Он посмотрел прямо в ее зеленовато-голубые глаза и тихо спросил:
— Да? И вы не делаете никаких исключений?
Кэти покачала головой и пересохшими губами произнесла:
— Боюсь, что нет.
В мозгу пронеслось: «Для такого, как он, сделать исключение — счастье».
Она пожала плечами, отчего у нее колыхнулась грудь, и от этого движения Ксавьеро неожиданно для себя ощутил напряжение в паху. Что может быть приятнее, когда женщина видит в нем мужчину, а не принца?

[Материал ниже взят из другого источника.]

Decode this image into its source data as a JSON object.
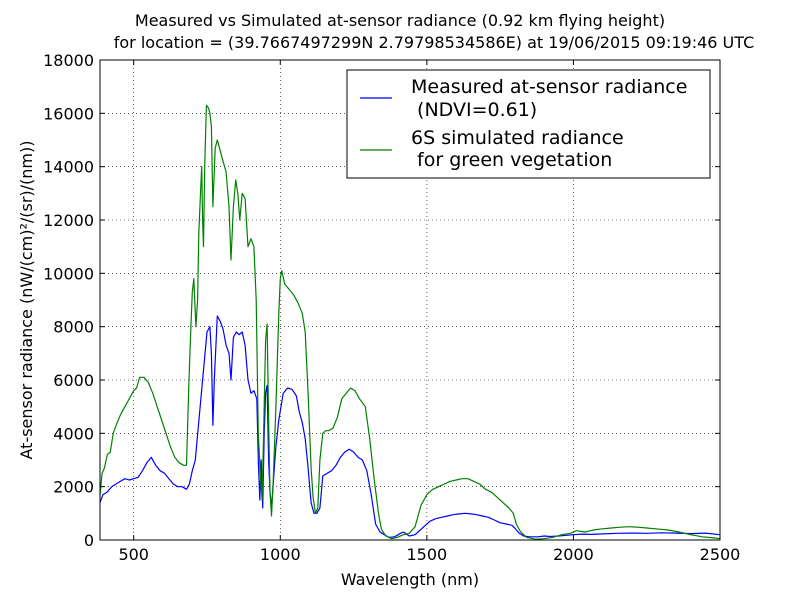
{
  "chart_data": {
    "type": "line",
    "title_line1": "Measured vs Simulated at-sensor radiance (0.92 km flying height)",
    "title_line2": "for location = (39.7667497299N 2.79798534586E) at 19/06/2015 09:19:46 UTC",
    "xlabel": "Wavelength (nm)",
    "ylabel": "At-sensor radiance (nW/(cm)²/(sr)/(nm))",
    "xlim": [
      385,
      2500
    ],
    "ylim": [
      0,
      18000
    ],
    "xticks": [
      500,
      1000,
      1500,
      2000,
      2500
    ],
    "yticks": [
      0,
      2000,
      4000,
      6000,
      8000,
      10000,
      12000,
      14000,
      16000,
      18000
    ],
    "grid": true,
    "legend_position": "top-right",
    "series": [
      {
        "name": "Measured at-sensor radiance",
        "name_line2": " (NDVI=0.61)",
        "color": "#0000ff",
        "points": [
          [
            385,
            1400
          ],
          [
            395,
            1700
          ],
          [
            410,
            1800
          ],
          [
            425,
            2000
          ],
          [
            440,
            2100
          ],
          [
            455,
            2200
          ],
          [
            470,
            2300
          ],
          [
            485,
            2250
          ],
          [
            500,
            2300
          ],
          [
            515,
            2350
          ],
          [
            530,
            2600
          ],
          [
            545,
            2900
          ],
          [
            560,
            3100
          ],
          [
            575,
            2800
          ],
          [
            590,
            2600
          ],
          [
            605,
            2500
          ],
          [
            620,
            2300
          ],
          [
            635,
            2100
          ],
          [
            650,
            2000
          ],
          [
            665,
            2000
          ],
          [
            680,
            1900
          ],
          [
            690,
            2100
          ],
          [
            700,
            2600
          ],
          [
            710,
            3000
          ],
          [
            720,
            4200
          ],
          [
            735,
            6000
          ],
          [
            750,
            7800
          ],
          [
            760,
            8000
          ],
          [
            765,
            7000
          ],
          [
            770,
            4300
          ],
          [
            775,
            6000
          ],
          [
            785,
            8400
          ],
          [
            795,
            8200
          ],
          [
            805,
            7900
          ],
          [
            815,
            7300
          ],
          [
            825,
            7000
          ],
          [
            832,
            6000
          ],
          [
            840,
            7600
          ],
          [
            850,
            7800
          ],
          [
            860,
            7700
          ],
          [
            870,
            7800
          ],
          [
            880,
            7300
          ],
          [
            890,
            6000
          ],
          [
            900,
            5500
          ],
          [
            910,
            5600
          ],
          [
            920,
            5300
          ],
          [
            925,
            3000
          ],
          [
            930,
            1500
          ],
          [
            935,
            3000
          ],
          [
            940,
            1200
          ],
          [
            945,
            4000
          ],
          [
            950,
            5500
          ],
          [
            955,
            5800
          ],
          [
            960,
            3000
          ],
          [
            965,
            1800
          ],
          [
            970,
            1200
          ],
          [
            975,
            2000
          ],
          [
            985,
            3500
          ],
          [
            995,
            4500
          ],
          [
            1010,
            5500
          ],
          [
            1025,
            5700
          ],
          [
            1040,
            5650
          ],
          [
            1055,
            5400
          ],
          [
            1065,
            4800
          ],
          [
            1075,
            4400
          ],
          [
            1085,
            3800
          ],
          [
            1095,
            2700
          ],
          [
            1105,
            1400
          ],
          [
            1115,
            1000
          ],
          [
            1125,
            1000
          ],
          [
            1135,
            1200
          ],
          [
            1145,
            2400
          ],
          [
            1160,
            2500
          ],
          [
            1175,
            2600
          ],
          [
            1190,
            2800
          ],
          [
            1205,
            3100
          ],
          [
            1220,
            3300
          ],
          [
            1235,
            3400
          ],
          [
            1250,
            3300
          ],
          [
            1265,
            3100
          ],
          [
            1280,
            3000
          ],
          [
            1295,
            2600
          ],
          [
            1310,
            1700
          ],
          [
            1325,
            600
          ],
          [
            1340,
            300
          ],
          [
            1355,
            200
          ],
          [
            1370,
            100
          ],
          [
            1390,
            120
          ],
          [
            1410,
            250
          ],
          [
            1420,
            300
          ],
          [
            1440,
            150
          ],
          [
            1460,
            200
          ],
          [
            1470,
            300
          ],
          [
            1490,
            500
          ],
          [
            1510,
            700
          ],
          [
            1530,
            800
          ],
          [
            1550,
            850
          ],
          [
            1570,
            900
          ],
          [
            1590,
            950
          ],
          [
            1610,
            980
          ],
          [
            1630,
            1000
          ],
          [
            1650,
            980
          ],
          [
            1670,
            950
          ],
          [
            1690,
            900
          ],
          [
            1710,
            850
          ],
          [
            1730,
            750
          ],
          [
            1750,
            650
          ],
          [
            1770,
            600
          ],
          [
            1790,
            550
          ],
          [
            1800,
            450
          ],
          [
            1815,
            250
          ],
          [
            1830,
            150
          ],
          [
            1850,
            120
          ],
          [
            1880,
            120
          ],
          [
            1900,
            150
          ],
          [
            1920,
            130
          ],
          [
            1950,
            150
          ],
          [
            1980,
            180
          ],
          [
            2000,
            200
          ],
          [
            2030,
            220
          ],
          [
            2060,
            210
          ],
          [
            2100,
            230
          ],
          [
            2150,
            250
          ],
          [
            2200,
            260
          ],
          [
            2250,
            250
          ],
          [
            2300,
            270
          ],
          [
            2350,
            260
          ],
          [
            2400,
            240
          ],
          [
            2450,
            260
          ],
          [
            2500,
            200
          ]
        ]
      },
      {
        "name": "6S simulated radiance",
        "name_line2": " for green vegetation",
        "color": "#008000",
        "points": [
          [
            385,
            1700
          ],
          [
            392,
            2500
          ],
          [
            400,
            2700
          ],
          [
            410,
            3200
          ],
          [
            420,
            3300
          ],
          [
            430,
            4000
          ],
          [
            440,
            4300
          ],
          [
            455,
            4700
          ],
          [
            470,
            5000
          ],
          [
            485,
            5300
          ],
          [
            500,
            5600
          ],
          [
            510,
            5700
          ],
          [
            520,
            6100
          ],
          [
            535,
            6100
          ],
          [
            550,
            5900
          ],
          [
            565,
            5500
          ],
          [
            580,
            5000
          ],
          [
            595,
            4500
          ],
          [
            610,
            4000
          ],
          [
            625,
            3500
          ],
          [
            640,
            3100
          ],
          [
            655,
            2900
          ],
          [
            670,
            2800
          ],
          [
            680,
            2800
          ],
          [
            688,
            5800
          ],
          [
            695,
            8000
          ],
          [
            700,
            9300
          ],
          [
            705,
            9800
          ],
          [
            712,
            8000
          ],
          [
            718,
            9000
          ],
          [
            722,
            11500
          ],
          [
            728,
            13000
          ],
          [
            732,
            14000
          ],
          [
            735,
            12000
          ],
          [
            738,
            11000
          ],
          [
            742,
            14000
          ],
          [
            748,
            16300
          ],
          [
            755,
            16200
          ],
          [
            760,
            16000
          ],
          [
            765,
            15500
          ],
          [
            770,
            12500
          ],
          [
            778,
            14700
          ],
          [
            785,
            15000
          ],
          [
            795,
            14600
          ],
          [
            805,
            14200
          ],
          [
            815,
            13800
          ],
          [
            825,
            12500
          ],
          [
            832,
            10500
          ],
          [
            840,
            12500
          ],
          [
            848,
            13500
          ],
          [
            855,
            13000
          ],
          [
            862,
            12000
          ],
          [
            870,
            13000
          ],
          [
            880,
            12800
          ],
          [
            890,
            11000
          ],
          [
            900,
            11300
          ],
          [
            910,
            11000
          ],
          [
            918,
            9000
          ],
          [
            925,
            4000
          ],
          [
            932,
            2500
          ],
          [
            938,
            1500
          ],
          [
            944,
            4500
          ],
          [
            950,
            7500
          ],
          [
            955,
            8100
          ],
          [
            960,
            4500
          ],
          [
            965,
            1800
          ],
          [
            970,
            900
          ],
          [
            975,
            2000
          ],
          [
            985,
            5000
          ],
          [
            995,
            8500
          ],
          [
            1000,
            9800
          ],
          [
            1005,
            10100
          ],
          [
            1015,
            9600
          ],
          [
            1030,
            9400
          ],
          [
            1045,
            9200
          ],
          [
            1060,
            8900
          ],
          [
            1075,
            8500
          ],
          [
            1085,
            7800
          ],
          [
            1095,
            5500
          ],
          [
            1105,
            2700
          ],
          [
            1112,
            1600
          ],
          [
            1120,
            1000
          ],
          [
            1128,
            1200
          ],
          [
            1135,
            3000
          ],
          [
            1145,
            4000
          ],
          [
            1155,
            4100
          ],
          [
            1165,
            4100
          ],
          [
            1180,
            4200
          ],
          [
            1195,
            4600
          ],
          [
            1210,
            5300
          ],
          [
            1225,
            5500
          ],
          [
            1240,
            5700
          ],
          [
            1255,
            5600
          ],
          [
            1270,
            5300
          ],
          [
            1290,
            5000
          ],
          [
            1305,
            3800
          ],
          [
            1320,
            2300
          ],
          [
            1335,
            1000
          ],
          [
            1345,
            400
          ],
          [
            1360,
            150
          ],
          [
            1380,
            50
          ],
          [
            1400,
            100
          ],
          [
            1420,
            200
          ],
          [
            1440,
            250
          ],
          [
            1460,
            500
          ],
          [
            1480,
            1300
          ],
          [
            1500,
            1700
          ],
          [
            1520,
            1900
          ],
          [
            1540,
            2000
          ],
          [
            1560,
            2100
          ],
          [
            1580,
            2200
          ],
          [
            1600,
            2250
          ],
          [
            1620,
            2300
          ],
          [
            1640,
            2300
          ],
          [
            1660,
            2200
          ],
          [
            1680,
            2100
          ],
          [
            1700,
            1900
          ],
          [
            1720,
            1800
          ],
          [
            1740,
            1600
          ],
          [
            1760,
            1400
          ],
          [
            1780,
            1200
          ],
          [
            1795,
            1000
          ],
          [
            1805,
            600
          ],
          [
            1820,
            300
          ],
          [
            1840,
            100
          ],
          [
            1870,
            30
          ],
          [
            1900,
            50
          ],
          [
            1930,
            100
          ],
          [
            1960,
            200
          ],
          [
            1990,
            250
          ],
          [
            2010,
            350
          ],
          [
            2040,
            300
          ],
          [
            2070,
            380
          ],
          [
            2100,
            420
          ],
          [
            2130,
            450
          ],
          [
            2160,
            480
          ],
          [
            2190,
            500
          ],
          [
            2220,
            480
          ],
          [
            2250,
            450
          ],
          [
            2280,
            420
          ],
          [
            2320,
            380
          ],
          [
            2360,
            300
          ],
          [
            2400,
            200
          ],
          [
            2440,
            120
          ],
          [
            2480,
            80
          ],
          [
            2500,
            50
          ]
        ]
      }
    ]
  }
}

Рука в куртке из денима легла на стойку, разделяющую их. Он нагнулся и заговорщицки улыбнулся:
— А что вы сделаете, если скажу, что я вовсе не постоялец вашего отеля?
У Кэти екнуло сердце. Он стоял очень близко, и ей показалось, что воздух между ними завибрировал, ее мысли спутались, а дыхание стало прерывистым. Она попыталась отогнать охвативший ее дурман. И вдруг до нее дошло: он ведь действительно не похож на постояльца.
— Вы… не…
— Нет.
Он задумался над тем, кем бы назваться, чтобы обрести хоть ненадолго полную свободу? Он забавлялся такой игрой в более молодом возрасте, когда уехал на континент, чтобы учиться в колледже, и это доставляло массу хлопот службе безопасности.
Ксавьеро — вернее, принц Ксавьеро Винсенте Кейус ди Чезере Заффиринтос, что являлось его полным именем — любил сохранять инкогнито, где и когда только возможно. Анонимность. Ее он ценил больше всего и любил поиграть в ту жизнь, которая ему не принадлежала, а если и принадлежала, то всего несколько минут, когда к нему относились как к обычному человеку, судили по внешности и поведению, по его речи, а не по привилегиям.
Не важно, что сейчас на улице в пуленепробиваемом автомобиле сидят двое телохранителей с оружием, выпирающим из нагрудных карманов, а чуть подальше стоят еще двое. Пока эта женщина не узнала, кто он на самом деле, он продолжит притворяться обычным человеком.